Judging by the name, you’d think that Singles Day was just a 24hr Ben & Jerry’s fuelled Bridget Jones marathon, but 11th November is actually the world’s biggest shopping day of the year.
Chosen for the repetition of the very lonely looking number 1 in the date, 11/11/ is a mammoth day for retail. Alibaba supremo Jack Ma is the driving force behind the festival, in 2009 turning it from what apparently started as a bachelor’s celebration in the 1990s into what is now retails biggest day of the year.
In just 24hrs a record breaking $25.3 billion was spent last year through Alibaba alone. To put that into perspective, the total sales in the US for Black Friday & Cyber Monday combined is a mere $6.79 billion. Equally impressive is the rate of growth, with a 40% increase in sales compared to last year and no doubt 2018 will see the numbers rise again.
So, what has made this such a huge day? We take a look at 5 contributing factors that offer food for thought to Western brands:
There is an active Chinese community in the UK that are heavy shoppers
Research gathered from Global Web Index shows that compared to the rest of the population, the Chinese community in the UK are more than twice as likely to purchase the following online:
- Beauty products
- Beer & spirits
- Baby products
Compared to a regular shopping day the Rakuten UK network saw a 39% increase in sales, and in the days running up to the event there’s a notable increase in traffic coming from Chinese IP addresses as savvy shoppers research their purchases. Similarly, in 2017 the tea brand Whittard announced that Singles Day was bigger than Black Friday and Cyber Monday combined in terms of their sales.
Build the Moment
Entertainment is a huge part of the festival, no doubt to build excitement to encourage lots of spending. 2017 kicked off with a televised gala which saw Nicole Kidman, Pharrell Williams and Maria Sharapova grace the stage. In the days leading up to the event brands build hype with interactive digital content, coupons and fashion shows. It works. In just the first 2 minutes of going live customers spent $2 billion.

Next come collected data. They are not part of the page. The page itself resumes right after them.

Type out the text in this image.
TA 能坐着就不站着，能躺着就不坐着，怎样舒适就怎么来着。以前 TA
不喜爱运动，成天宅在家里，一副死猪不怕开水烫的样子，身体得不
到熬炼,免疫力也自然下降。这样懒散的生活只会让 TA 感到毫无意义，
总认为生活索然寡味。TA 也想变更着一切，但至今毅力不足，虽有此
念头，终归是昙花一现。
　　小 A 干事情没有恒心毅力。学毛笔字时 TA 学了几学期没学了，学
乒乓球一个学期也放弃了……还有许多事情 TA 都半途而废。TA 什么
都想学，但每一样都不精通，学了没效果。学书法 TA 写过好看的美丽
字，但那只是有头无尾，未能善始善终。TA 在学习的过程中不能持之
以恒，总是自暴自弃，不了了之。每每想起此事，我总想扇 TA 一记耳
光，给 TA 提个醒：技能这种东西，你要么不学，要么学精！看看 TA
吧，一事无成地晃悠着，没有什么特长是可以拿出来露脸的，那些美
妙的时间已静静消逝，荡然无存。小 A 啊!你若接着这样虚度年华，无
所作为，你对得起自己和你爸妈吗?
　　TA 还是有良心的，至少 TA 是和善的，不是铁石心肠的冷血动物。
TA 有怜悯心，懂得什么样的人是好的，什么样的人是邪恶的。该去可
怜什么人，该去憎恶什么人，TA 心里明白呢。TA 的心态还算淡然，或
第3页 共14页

Reports from the event show that Chinese shoppers are massively ahead of the West when it comes to payments. 1.48 billion payments were processed through Alipay during the 24hr frenzy, of which 90% were on mobile, compared to just 30% for Black Friday.
Last year consumers had 15 million products to choose from, including 60,000 international brands from 225 countries and regions. The love for luxury goods and everything British, coupled with the low value of the pound should be enough to make brands take note of Singles Day and what can be made of the opportunity for themselves; whether they realise it or not, many Western brands are readily available in China either directly or through the use of a proxy or forwarding.
There’s potential for UK brands, but cultural considerations need to be considered
UK brands are starting to realise the potential to capitalise on Singles Day through listing their products on Alibaba and investing in advertising in the run up to the event.
Before jumping the gun, brands wanting to cash in on Singles Day will have to take note of a few cultural considerations when selling to the Chinese market. For example, the number 4 is signifies bad luck and so should be avoided, whereas the number 8 represents good luck and so is likely to attract consumers.
There is a growing interest in the UK for Singles Day
UK data from google trends shows that over the last 3 years interest in Singles Day is growing at a rapid pace, making a clear case for why brands should be aware.
This year will no doubt see more UK brands get on board with Singles Day to capitalise on the event in the same way that they have in the past few years for Black Friday. If the figures from previous years are anything to go by, Singles Day is definitely one to add to the calendar.